HIPAA protects patient identity and treatment information; PCI DSS protects the 16-digit card number. When a patient calls your billing office and pays for a procedure, both rulebooks apply to the same conversation at the same time. HIPAA is federal law enforced by HHS OCR. PCI DSS is a contract enforced by the card brands through your acquirer. A breach exposing card numbers tied to patient records can trigger PCI fines from the brands and HIPAA penalties from OCR in parallel, plus state-level actions under laws like California's CMIA and the New York SHIELD Act.
Do I need a BAA with my credit card processor?
It depends on what data crosses to the processor. If only a tokenized card and an opaque transaction reference reach the vendor, with no patient name, invoice tied to a procedure, or treatment context, a BAA may not be required. In practice most healthcare integrations pass at least a patient identifier alongside the payment, so most processors do end up needing one. The safest default is to ask for a signed BAA and have your privacy officer review the data flow against the vendor's answers. Get it in writing before any data moves.
How long do I have to report a HIPAA breach?
You have 60 days from discovery to notify affected individuals under the Breach Notification Rule at 45 CFR 164.400-414. For breaches affecting fewer than 500 people you can log the breach and report it to HHS annually within 60 days of year-end. For breaches affecting 500 or more individuals, you also have to notify HHS within 60 days and disclose to prominent media in the affected state.
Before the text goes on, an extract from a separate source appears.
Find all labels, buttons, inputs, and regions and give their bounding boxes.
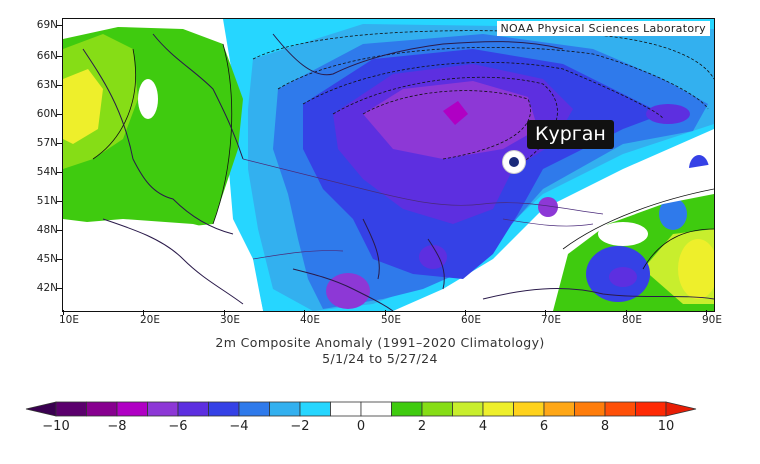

State laws layer on top — California, New York's SHIELD Act, Texas and Massachusetts each impose their own windows and Attorney General notification rules, and the tightest state effectively sets your operational clock.
What are the maximum HIPAA penalties?
After the 2023 OCR inflation adjustment, civil monetary penalties run from about $137 per violation at Tier 1 (no knowledge) up to $2,067,813 per violation at Tier 4 (willful neglect, not corrected), with an annual cap reaching $1,919,173 per identical violation category. OCR adjusts these figures each year. The fine itself is often the smaller cost — a corrective action plan typically runs three to five years and requires independent monitoring, ongoing reports, and staff retraining. For context, Anthem paid $16 million in 2018 over a breach of 79 million records, the largest HIPAA settlement on record.
The bottom line#
HIPAA and PCI DSS aren't optional and they aren't a one-time project. When you take phone payments in healthcare, you need a processor that understands both sides of the conversation — not just the card and not just the patient. Ask about the BAA. Ask about the call recordings. Ask about who sees what, and when.
Get those answers in writing, and the rest of the compliance story gets a lot easier to defend.